第17話
愛梨が買ってきた大量の刺身と用意した酢飯と海苔。
それらを使って手巻き寿司パーティーをしながら、ダラダラと四人で雑談を繰り広げていた。
「んで?聞きたかったんだけど、なんでお前ら三人揃って僕の家に入り込んできたの?どう考えても結託しているようにしか見えないが、それにしてもバラバラ。何なの?」
ある程度腹が膨れてきたところで僕は一番聞きたかった疑問を三人へと投げかける。
「……ほんとは叩き潰して、から」
「本来であれば他の二人を蹴落として一人になった段階で会いに行こうと思っていたのよ」
「ですが、ここ最近。和葉くんが株や不動産に少しずつ手を出し始めた段階で私たちは方針を転換しました」
「あぁ……なるほど。つまりは僕が金銭を必要としなくなることを恐れたわけか」
「……そう」
「私たちの価値なんてお金だけでしょう?もし、和葉がお金を手にしたら私たちを受け入れてくれなくなってしまう……」
「まぁ、そうだな」
僕はあっさりと古海の言葉に頷く。
「……」
「……」
「……」
そんな僕の言葉を聞いた三人の表情がごっそりと消え、僕の方へとハイライトのない瞳をを見せてくる。
「要はまだ僕が金が必要とするうちに三人で近づき、何とか二人を出し抜いて僕を手に入れようとしているわけだな。君たちは」
そんな三人を無視して僕は話を続ける。
「そうね」
ケロッと元に戻った古海が僕の言葉に頷き、他の二人もそれに続けて肯定する。
「なるほどねぇ……」
僕に逃げられないようにするため三人で最低限の協力はするが、最後に微笑むのは私一人だけ……なるほど。

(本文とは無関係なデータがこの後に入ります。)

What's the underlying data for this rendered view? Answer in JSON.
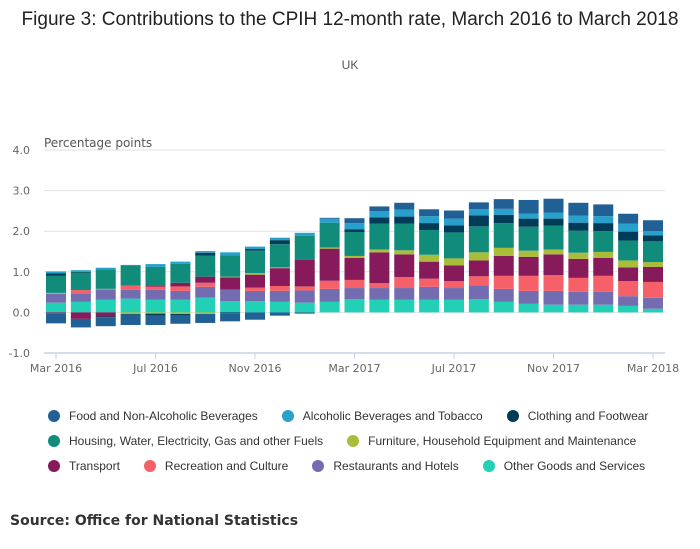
{
  "chart_data": {
    "type": "bar",
    "stacked": true,
    "title": "Figure 3: Contributions to the CPIH 12-month rate, March 2016 to March 2018",
    "subtitle": "UK",
    "ylabel": "Percentage points",
    "xlabel": "",
    "ylim": [
      -1.0,
      4.0
    ],
    "yticks": [
      "-1.0",
      "0.0",
      "1.0",
      "2.0",
      "3.0",
      "4.0"
    ],
    "ytick_values": [
      -1,
      0,
      1,
      2,
      3,
      4
    ],
    "grid": true,
    "legend_placement": "bottom",
    "categories": [
      "Mar 2016",
      "Apr 2016",
      "May 2016",
      "Jun 2016",
      "Jul 2016",
      "Aug 2016",
      "Sep 2016",
      "Oct 2016",
      "Nov 2016",
      "Dec 2016",
      "Jan 2017",
      "Feb 2017",
      "Mar 2017",
      "Apr 2017",
      "May 2017",
      "Jun 2017",
      "Jul 2017",
      "Aug 2017",
      "Sep 2017",
      "Oct 2017",
      "Nov 2017",
      "Dec 2017",
      "Jan 2018",
      "Feb 2018",
      "Mar 2018"
    ],
    "xtick_labels": [
      {
        "index": 0,
        "label": "Mar 2016"
      },
      {
        "index": 4,
        "label": "Jul 2016"
      },
      {
        "index": 8,
        "label": "Nov 2016"
      },
      {
        "index": 12,
        "label": "Mar 2017"
      },
      {
        "index": 16,
        "label": "Jul 2017"
      },
      {
        "index": 20,
        "label": "Nov 2017"
      },
      {
        "index": 24,
        "label": "Mar 2018"
      }
    ],
    "series": [
      {
        "name": "Other Goods and Services",
        "color": "#22d0b6",
        "values": [
          0.24,
          0.26,
          0.31,
          0.34,
          0.31,
          0.31,
          0.36,
          0.28,
          0.28,
          0.26,
          0.24,
          0.26,
          0.33,
          0.31,
          0.31,
          0.31,
          0.31,
          0.33,
          0.26,
          0.21,
          0.19,
          0.19,
          0.19,
          0.16,
          0.09
        ]
      },
      {
        "name": "Restaurants and Hotels",
        "color": "#746cb1",
        "values": [
          0.22,
          0.21,
          0.25,
          0.22,
          0.25,
          0.22,
          0.27,
          0.28,
          0.25,
          0.27,
          0.3,
          0.32,
          0.27,
          0.29,
          0.29,
          0.32,
          0.29,
          0.34,
          0.32,
          0.32,
          0.34,
          0.32,
          0.32,
          0.24,
          0.27
        ]
      },
      {
        "name": "Recreation and Culture",
        "color": "#f66068",
        "values": [
          0.0,
          0.08,
          0.02,
          0.1,
          0.08,
          0.11,
          0.1,
          0.0,
          0.08,
          0.12,
          0.1,
          0.2,
          0.2,
          0.12,
          0.27,
          0.2,
          0.17,
          0.22,
          0.32,
          0.37,
          0.39,
          0.34,
          0.39,
          0.37,
          0.39
        ]
      },
      {
        "name": "Transport",
        "color": "#871a5b",
        "values": [
          -0.02,
          -0.16,
          -0.1,
          0.0,
          0.01,
          0.09,
          0.15,
          0.3,
          0.32,
          0.44,
          0.66,
          0.79,
          0.54,
          0.76,
          0.56,
          0.42,
          0.39,
          0.39,
          0.49,
          0.47,
          0.51,
          0.47,
          0.44,
          0.34,
          0.37
        ]
      },
      {
        "name": "Furniture, Household Equipment and Maintenance",
        "color": "#a8bd3a",
        "values": [
          0.02,
          0.0,
          0.0,
          -0.04,
          -0.03,
          -0.04,
          -0.04,
          0.02,
          0.04,
          0.02,
          0.0,
          0.03,
          0.05,
          0.07,
          0.1,
          0.17,
          0.17,
          0.2,
          0.2,
          0.15,
          0.12,
          0.15,
          0.15,
          0.17,
          0.12
        ]
      },
      {
        "name": "Housing, Water, Electricity, Gas and other Fuels",
        "color": "#118c7b",
        "values": [
          0.42,
          0.43,
          0.48,
          0.5,
          0.47,
          0.47,
          0.52,
          0.53,
          0.55,
          0.57,
          0.59,
          0.61,
          0.59,
          0.64,
          0.66,
          0.61,
          0.64,
          0.64,
          0.61,
          0.59,
          0.59,
          0.54,
          0.51,
          0.49,
          0.51
        ]
      },
      {
        "name": "Clothing and Footwear",
        "color": "#003c57",
        "values": [
          0.06,
          0.02,
          -0.02,
          -0.02,
          -0.05,
          -0.04,
          0.07,
          -0.02,
          0.04,
          0.1,
          0.0,
          0.0,
          0.07,
          0.15,
          0.17,
          0.17,
          0.17,
          0.27,
          0.2,
          0.2,
          0.17,
          0.2,
          0.2,
          0.22,
          0.15
        ]
      },
      {
        "name": "Alcoholic Beverages and Tobacco",
        "color": "#27a0cc",
        "values": [
          0.05,
          0.04,
          0.04,
          0.01,
          0.07,
          0.05,
          0.04,
          0.07,
          0.06,
          0.06,
          0.07,
          0.1,
          0.15,
          0.15,
          0.17,
          0.17,
          0.17,
          0.15,
          0.15,
          0.12,
          0.15,
          0.17,
          0.17,
          0.2,
          0.1
        ]
      },
      {
        "name": "Food and Non-Alcoholic Beverages",
        "color": "#206095",
        "values": [
          -0.25,
          -0.21,
          -0.22,
          -0.25,
          -0.23,
          -0.2,
          -0.22,
          -0.2,
          -0.18,
          -0.08,
          -0.03,
          0.02,
          0.12,
          0.12,
          0.17,
          0.17,
          0.2,
          0.17,
          0.24,
          0.34,
          0.34,
          0.32,
          0.29,
          0.24,
          0.27
        ]
      }
    ],
    "legend_order": [
      8,
      7,
      6,
      5,
      4,
      3,
      2,
      1,
      0
    ]
  },
  "source": "Source: Office for National Statistics"
}
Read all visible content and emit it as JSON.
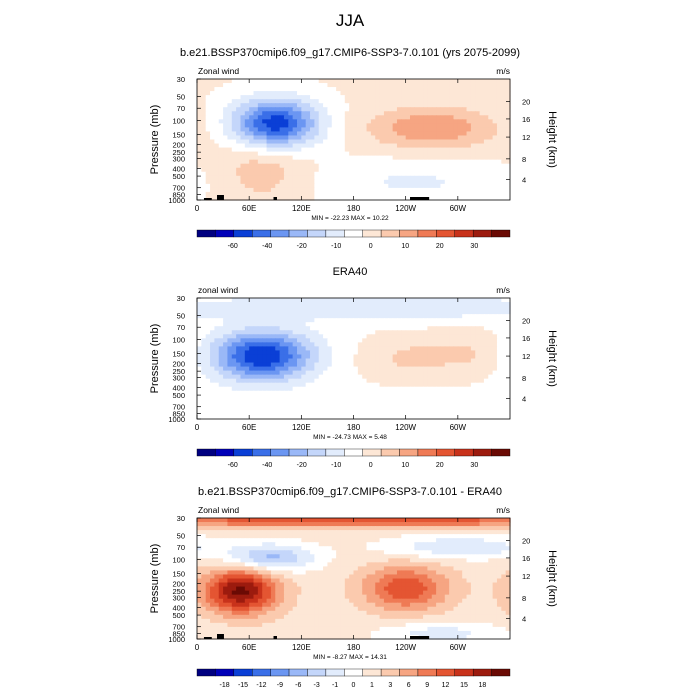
{
  "figure": {
    "title": "JJA"
  },
  "colors": {
    "palette": [
      "#000080",
      "#0000b8",
      "#0a3fd6",
      "#3a6fe8",
      "#6b96f2",
      "#9ab8f7",
      "#c4d6fa",
      "#e2ecfc",
      "#ffffff",
      "#fde7d6",
      "#fbcaae",
      "#f6a582",
      "#ef7a55",
      "#e45532",
      "#c8321b",
      "#9c1b0e",
      "#6a0a04"
    ]
  },
  "chart_data": [
    {
      "type": "heatmap",
      "title": "b.e21.BSSP370cmip6.f09_g17.CMIP6-SSP3-7.0.101 (yrs 2075-2099)",
      "variable_label": "Zonal wind",
      "units": "m/s",
      "ylabel": "Pressure (mb)",
      "ylabel_right": "Height (km)",
      "x_ticks": [
        "0",
        "60E",
        "120E",
        "180",
        "120W",
        "60W"
      ],
      "y_ticks": [
        "30",
        "50",
        "70",
        "100",
        "150",
        "200",
        "250",
        "300",
        "400",
        "500",
        "700",
        "850",
        "1000"
      ],
      "height_ticks": [
        "20",
        "16",
        "12",
        "8",
        "4"
      ],
      "stats": "MIN = -22.23  MAX = 10.22",
      "min": -22.23,
      "max": 10.22,
      "colorbar_labels": [
        "-60",
        "-40",
        "-20",
        "-10",
        "0",
        "10",
        "20",
        "30"
      ],
      "background_value": 2,
      "features": [
        {
          "lon": 90,
          "p": 110,
          "value": -22,
          "dlon": 35,
          "dlogp": 0.22
        },
        {
          "lon": 270,
          "p": 125,
          "value": 9,
          "dlon": 50,
          "dlogp": 0.18
        },
        {
          "lon": 75,
          "p": 400,
          "value": 5,
          "dlon": 35,
          "dlogp": 0.3
        },
        {
          "lon": 250,
          "p": 600,
          "value": -4,
          "dlon": 80,
          "dlogp": 0.2
        }
      ]
    },
    {
      "type": "heatmap",
      "title": "ERA40",
      "variable_label": "zonal wind",
      "units": "m/s",
      "ylabel": "Pressure (mb)",
      "ylabel_right": "Height (km)",
      "x_ticks": [
        "0",
        "60E",
        "120E",
        "180",
        "120W",
        "60W"
      ],
      "y_ticks": [
        "30",
        "50",
        "70",
        "100",
        "150",
        "200",
        "250",
        "300",
        "400",
        "500",
        "700",
        "850",
        "1000"
      ],
      "height_ticks": [
        "20",
        "16",
        "12",
        "8",
        "4"
      ],
      "stats": "MIN = -24.73  MAX = 5.48",
      "min": -24.73,
      "max": 5.48,
      "colorbar_labels": [
        "-60",
        "-40",
        "-20",
        "-10",
        "0",
        "10",
        "20",
        "30"
      ],
      "background_value": 1,
      "features": [
        {
          "lon": 75,
          "p": 160,
          "value": -24,
          "dlon": 40,
          "dlogp": 0.22
        },
        {
          "lon": 200,
          "p": 40,
          "value": -6,
          "dlon": 200,
          "dlogp": 0.1
        },
        {
          "lon": 245,
          "p": 170,
          "value": 5,
          "dlon": 40,
          "dlogp": 0.2
        },
        {
          "lon": 320,
          "p": 150,
          "value": 4,
          "dlon": 30,
          "dlogp": 0.2
        }
      ]
    },
    {
      "type": "heatmap",
      "title": "b.e21.BSSP370cmip6.f09_g17.CMIP6-SSP3-7.0.101 - ERA40",
      "variable_label": "Zonal wind",
      "units": "m/s",
      "ylabel": "Pressure (mb)",
      "ylabel_right": "Height (km)",
      "x_ticks": [
        "0",
        "60E",
        "120E",
        "180",
        "120W",
        "60W"
      ],
      "y_ticks": [
        "30",
        "50",
        "70",
        "100",
        "150",
        "200",
        "250",
        "300",
        "400",
        "500",
        "700",
        "850",
        "1000"
      ],
      "height_ticks": [
        "20",
        "16",
        "12",
        "8",
        "4"
      ],
      "stats": "MIN = -8.27  MAX = 14.31",
      "min": -8.27,
      "max": 14.31,
      "colorbar_labels": [
        "-18",
        "-15",
        "-12",
        "-9",
        "-6",
        "-3",
        "-1",
        "0",
        "1",
        "3",
        "6",
        "9",
        "12",
        "15",
        "18"
      ],
      "background_value": 2,
      "features": [
        {
          "lon": 50,
          "p": 250,
          "value": 14,
          "dlon": 30,
          "dlogp": 0.2
        },
        {
          "lon": 85,
          "p": 95,
          "value": -8,
          "dlon": 35,
          "dlogp": 0.12
        },
        {
          "lon": 240,
          "p": 230,
          "value": 9,
          "dlon": 35,
          "dlogp": 0.2
        },
        {
          "lon": 180,
          "p": 32,
          "value": 9,
          "dlon": 220,
          "dlogp": 0.06
        },
        {
          "lon": 300,
          "p": 70,
          "value": -5,
          "dlon": 60,
          "dlogp": 0.1
        },
        {
          "lon": 280,
          "p": 850,
          "value": -4,
          "dlon": 50,
          "dlogp": 0.1
        }
      ]
    }
  ]
}
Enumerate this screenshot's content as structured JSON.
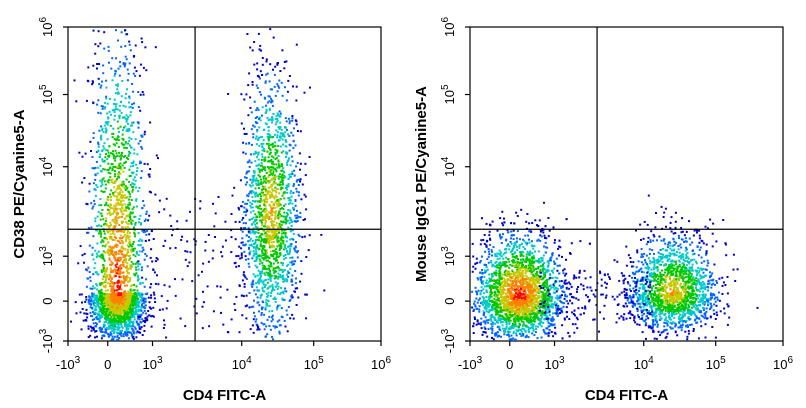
{
  "chart_data": [
    {
      "type": "scatter",
      "subtype": "flow-cytometry-density-plot",
      "xlabel": "CD4 FITC-A",
      "ylabel": "CD38 PE/Cyanine5-A",
      "xscale": "biexponential",
      "yscale": "biexponential",
      "xlim": [
        -1000,
        1000000
      ],
      "ylim": [
        -1000,
        1000000
      ],
      "x_ticks": [
        "-10^3",
        "0",
        "10^3",
        "10^4",
        "10^5",
        "10^6"
      ],
      "y_ticks": [
        "-10^3",
        "0",
        "10^3",
        "10^4",
        "10^5",
        "10^6"
      ],
      "quadrant_gate": {
        "x": 3000,
        "y": 2000
      },
      "populations": [
        {
          "x_center": 200,
          "y_center": 200,
          "y_range": [
            -800,
            100000
          ],
          "density": "high"
        },
        {
          "x_center": 25000,
          "y_center": 3000,
          "y_range": [
            -500,
            80000
          ],
          "density": "medium"
        }
      ],
      "color_scale": [
        "#0000c8",
        "#0066ff",
        "#00c8c8",
        "#00c800",
        "#c8c800",
        "#ff8000",
        "#ff0000"
      ]
    },
    {
      "type": "scatter",
      "subtype": "flow-cytometry-density-plot",
      "xlabel": "CD4 FITC-A",
      "ylabel": "Mouse IgG1 PE/Cyanine5-A",
      "xscale": "biexponential",
      "yscale": "biexponential",
      "xlim": [
        -1000,
        1000000
      ],
      "ylim": [
        -1000,
        1000000
      ],
      "x_ticks": [
        "-10^3",
        "0",
        "10^3",
        "10^4",
        "10^5",
        "10^6"
      ],
      "y_ticks": [
        "-10^3",
        "0",
        "10^3",
        "10^4",
        "10^5",
        "10^6"
      ],
      "quadrant_gate": {
        "x": 3000,
        "y": 2000
      },
      "populations": [
        {
          "x_center": 200,
          "y_center": 150,
          "y_range": [
            -800,
            1500
          ],
          "density": "high"
        },
        {
          "x_center": 25000,
          "y_center": 200,
          "y_range": [
            -600,
            1500
          ],
          "density": "medium"
        }
      ],
      "color_scale": [
        "#0000c8",
        "#0066ff",
        "#00c8c8",
        "#00c800",
        "#c8c800",
        "#ff8000",
        "#ff0000"
      ]
    }
  ]
}
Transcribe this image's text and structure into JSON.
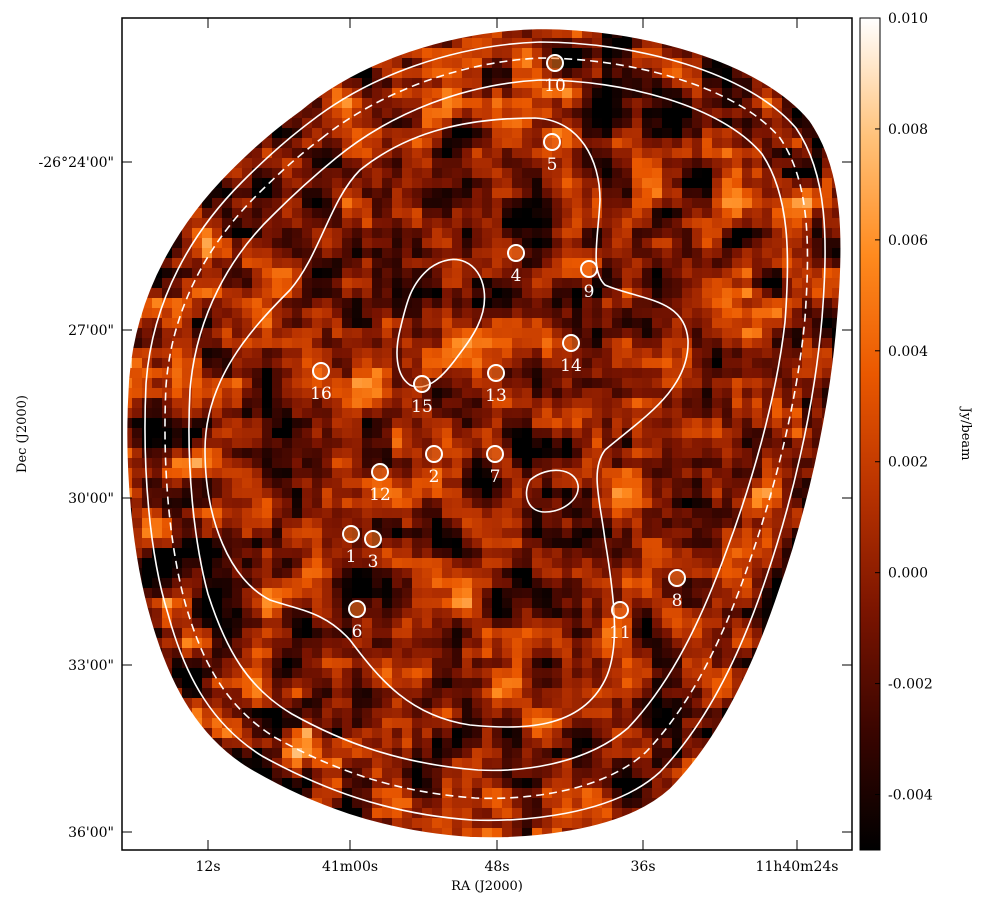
{
  "chart_data": {
    "type": "heatmap",
    "xlabel": "RA (J2000)",
    "ylabel": "Dec (J2000)",
    "x_tick_labels": [
      "12s",
      "41m00s",
      "48s",
      "36s",
      "11h40m24s"
    ],
    "y_tick_labels": [
      "-26°24'00\"",
      "27'00\"",
      "30'00\"",
      "33'00\"",
      "36'00\""
    ],
    "colorbar": {
      "label": "Jy/beam",
      "range": [
        -0.005,
        0.01
      ],
      "ticks": [
        "0.010",
        "0.008",
        "0.006",
        "0.004",
        "0.002",
        "0.000",
        "-0.002",
        "-0.004"
      ],
      "tick_values": [
        0.01,
        0.008,
        0.006,
        0.004,
        0.002,
        0.0,
        -0.002,
        -0.004
      ],
      "colors": [
        "#000000",
        "#3a0500",
        "#7a1400",
        "#b83200",
        "#ea5800",
        "#ff8a1e",
        "#ffc27a",
        "#ffffff"
      ]
    },
    "sources": [
      {
        "id": "1"
      },
      {
        "id": "2"
      },
      {
        "id": "3"
      },
      {
        "id": "4"
      },
      {
        "id": "5"
      },
      {
        "id": "6"
      },
      {
        "id": "7"
      },
      {
        "id": "8"
      },
      {
        "id": "9"
      },
      {
        "id": "10"
      },
      {
        "id": "11"
      },
      {
        "id": "12"
      },
      {
        "id": "13"
      },
      {
        "id": "14"
      },
      {
        "id": "15"
      },
      {
        "id": "16"
      }
    ],
    "contours": "white sensitivity contours, one dashed",
    "grid": false
  }
}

三人もただただ喧嘩するだけではなくなっているようだ。
「つまり僕の勝利条件は相争う三人が勝手に傷ついていくのを利用して大金を得ればいいわけだな」
「「「……ッ」」」
僕の言葉を受け、体を震わせる……適当に釘を一本打っておけば争いもそこまで激化しないだろう。
こいつらは犯罪行為も辞さないヤバい奴らだが、最低限度の良識と正常に判断出来るだけの知性は辛うじて残している。
三人で争い続けていたいずれ、僕にすべてを食われるかもしれない中で大規模に争い合うことは出来ないだろう。
「ということでお前ら三人のこと一旦受けいれてやるよ」
「は?」
「……ん?」
「えっ?」
「その代わりに喧嘩は禁止。そして、僕へと一人ずつ月100万払ってもらうよ」
年俸一億の女三人衆……一時的な財布にするなら最高の三人だ。
僕はこれまで抱えていた多くの女性たちと縁を切り、三人を財布とすることに決めた。